Die Ergebnisse einer vom Gesundheitsministerium in Auftrag gegebenen AGES-Studie zur Belastung von Wildbret zeigen, dass etwa 10 % der untersuchten Wildschweine und etwa 4 % der untersuchten Rehe Cäsium-137-Werte über dem Grenzwert von 600 Bq/kg aufweisen. Der mit Abstand höchste gemessene Wert liegt bei etwa 6000 Bq/kg, also 10-fach über dem Grenzwert. Die Zahlen dieser Studie sind nicht repräsentativ für Österreich, da im Rahmen des Projektes vorwiegend Wild aus durch den Tschernobyl-Unfall höher belasteten Gebieten untersucht wurde. Die Anzahl der Grenzwertüberschreitungen für Gesamtösterreich liegt jedenfalls deutlich darunter.

Grenzwerte stellen keine scharfe Trennung zwischen gesundheitsgefährdend und völlig unbedenklich dar. Sie sind so gewählt, dass selbst dann ein ausreichender Schutz gegeben ist, wenn ein großer Anteil der Nahrungsmittel einen Radioaktivitätsgehalt in Höhe der Grenzwerte aufweist. Daher ist der gelegentliche Konsum von Nahrungsmitteln, deren Radioaktivität über dem Grenzwert liegt, nicht gesundheitsgefährdend, sofern der Großteil der sonstigen Nahrungsmittel nicht belastet ist. Zwar treten bei Wildschwein und Reh in einigen Fällen noch Grenzwertüberschreitungen auf, die Mittelwerte für diese zwei Gattungen liegen gemäß AGES-Studie mit 250 Bq/kg bzw. 126 Bq/kg jedoch deutlich unter dem Grenzwert von 600 Bq/kg. Für eine strahlenhygienische Bewertung sind eher die Mittelwerte von Bedeutung, weniger die Höchstwerte. Aufgrund der oben erwähnten stärkeren Probenahme in höher belasteten Regionen liegen die tatsächlichen Mittelwerte in Österreich auch deutlich unter den im Rahmen dieser AGES-Schwerpunktstudie erhobenen.

Welche Dosis erhält man nun durch den Verzehr von belastetem Wildschweinfleisch?

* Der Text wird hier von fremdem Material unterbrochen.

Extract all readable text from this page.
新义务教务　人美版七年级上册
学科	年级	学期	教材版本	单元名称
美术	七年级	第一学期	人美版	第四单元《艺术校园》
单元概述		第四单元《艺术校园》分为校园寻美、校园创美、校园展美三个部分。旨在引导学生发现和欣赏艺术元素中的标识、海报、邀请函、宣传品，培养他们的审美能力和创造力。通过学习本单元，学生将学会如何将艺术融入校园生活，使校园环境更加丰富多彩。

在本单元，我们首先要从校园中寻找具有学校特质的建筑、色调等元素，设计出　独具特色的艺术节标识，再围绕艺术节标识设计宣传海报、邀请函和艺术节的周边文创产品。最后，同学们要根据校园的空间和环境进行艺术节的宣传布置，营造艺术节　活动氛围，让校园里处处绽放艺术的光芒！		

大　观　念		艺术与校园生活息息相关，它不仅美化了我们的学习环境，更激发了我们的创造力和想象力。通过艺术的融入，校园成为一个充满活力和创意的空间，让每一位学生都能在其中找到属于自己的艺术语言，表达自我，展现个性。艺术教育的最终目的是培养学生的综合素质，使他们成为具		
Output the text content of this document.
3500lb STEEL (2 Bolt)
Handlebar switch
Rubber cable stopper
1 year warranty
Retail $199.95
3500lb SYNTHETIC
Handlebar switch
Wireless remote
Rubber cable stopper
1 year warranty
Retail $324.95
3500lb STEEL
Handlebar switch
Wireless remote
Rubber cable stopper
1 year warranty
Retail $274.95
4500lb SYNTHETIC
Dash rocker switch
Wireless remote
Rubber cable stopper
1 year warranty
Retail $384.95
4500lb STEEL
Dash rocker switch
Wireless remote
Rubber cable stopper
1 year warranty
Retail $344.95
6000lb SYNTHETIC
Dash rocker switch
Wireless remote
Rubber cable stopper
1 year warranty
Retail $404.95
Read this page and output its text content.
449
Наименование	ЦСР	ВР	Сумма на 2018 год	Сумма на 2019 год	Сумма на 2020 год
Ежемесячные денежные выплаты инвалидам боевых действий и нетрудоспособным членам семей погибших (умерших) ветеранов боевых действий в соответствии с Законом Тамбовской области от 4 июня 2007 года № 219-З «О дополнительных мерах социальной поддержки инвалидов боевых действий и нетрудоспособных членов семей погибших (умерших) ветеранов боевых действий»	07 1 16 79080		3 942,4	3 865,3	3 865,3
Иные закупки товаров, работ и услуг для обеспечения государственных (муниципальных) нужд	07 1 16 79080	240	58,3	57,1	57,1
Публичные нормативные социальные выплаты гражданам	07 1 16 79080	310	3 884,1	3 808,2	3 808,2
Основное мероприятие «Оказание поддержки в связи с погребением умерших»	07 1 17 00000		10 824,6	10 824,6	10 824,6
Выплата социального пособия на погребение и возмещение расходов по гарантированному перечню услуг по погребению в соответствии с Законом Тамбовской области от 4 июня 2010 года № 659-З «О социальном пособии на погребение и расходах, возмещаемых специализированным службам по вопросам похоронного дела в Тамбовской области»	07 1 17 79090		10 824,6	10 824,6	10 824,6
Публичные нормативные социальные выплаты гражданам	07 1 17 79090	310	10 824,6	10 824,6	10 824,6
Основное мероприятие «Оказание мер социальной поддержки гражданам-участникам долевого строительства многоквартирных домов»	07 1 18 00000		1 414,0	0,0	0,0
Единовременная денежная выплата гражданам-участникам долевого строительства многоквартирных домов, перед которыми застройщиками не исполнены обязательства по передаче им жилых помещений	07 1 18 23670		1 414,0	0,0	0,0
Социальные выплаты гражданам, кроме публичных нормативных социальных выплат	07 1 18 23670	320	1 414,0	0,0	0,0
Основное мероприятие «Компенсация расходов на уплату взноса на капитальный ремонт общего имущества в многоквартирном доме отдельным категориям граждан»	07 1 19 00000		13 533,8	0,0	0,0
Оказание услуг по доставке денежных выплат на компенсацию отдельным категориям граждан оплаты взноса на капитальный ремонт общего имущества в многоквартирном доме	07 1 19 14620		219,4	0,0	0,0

Unter der Annahme, dass eine Person jährlich 10 Portionen Wildschwein zu je 250 g isst, das mit dem höchsten gemessenen Wert von etwa 6000 Bq/kg belastet ist, ergibt sich daraus eine Dosis von etwa 0,2 mSv. Nimmt man für die Belastung den Mittelwert für Wildschweine von 250 Bq/kg an, so ergibt sich unter sonst gleichen Annahmen eine Dosis von etwa 0,008 mSv. Zum Vergleich: Die natürliche Strahlenexposition beträgt in Österreich im Mittel etwa 3 mSv pro Jahr. In Regionen mit hoher natürlicher Radioaktivität im Grundgestein (zB Waldviertel) sind Werte von 10 mSv pro Jahr keine Seltenheit. Trotzdem werden in diesen Regionen keine negativen gesundheitlichen Auswirkungen beobachtet.

Die Konsumrate von Wildfleisch beträgt in Österreich 0,5 kg pro Person und Jahr. Davon ist der weitaus überwiegende Teil sogenanntes Gatterwild, das in der Regel kaum mit Radiocäsium belastet ist. Die Strahlenbelastung der österreichischen Bevölkerung durch den Konsum von Wildfleisch ist daher entsprechend gering und stellt trotz gelegentlicher Grenzwertüberschreitungen kein gesundheitliches Problem dar.

Neben in regelmäßigen Zeitabständen in Auftrag gegebenen Studien zur Wildfleischbelastung wird in Österreich routinemäßig Wildfleisch stichprobenartig kontrolliert. Die Ergebnisse dieser von der AGES durchgeführten Kontrollen stehen im Einklang mit den Ergebnissen der erwähnten AGES-Studie. (08.04.2011)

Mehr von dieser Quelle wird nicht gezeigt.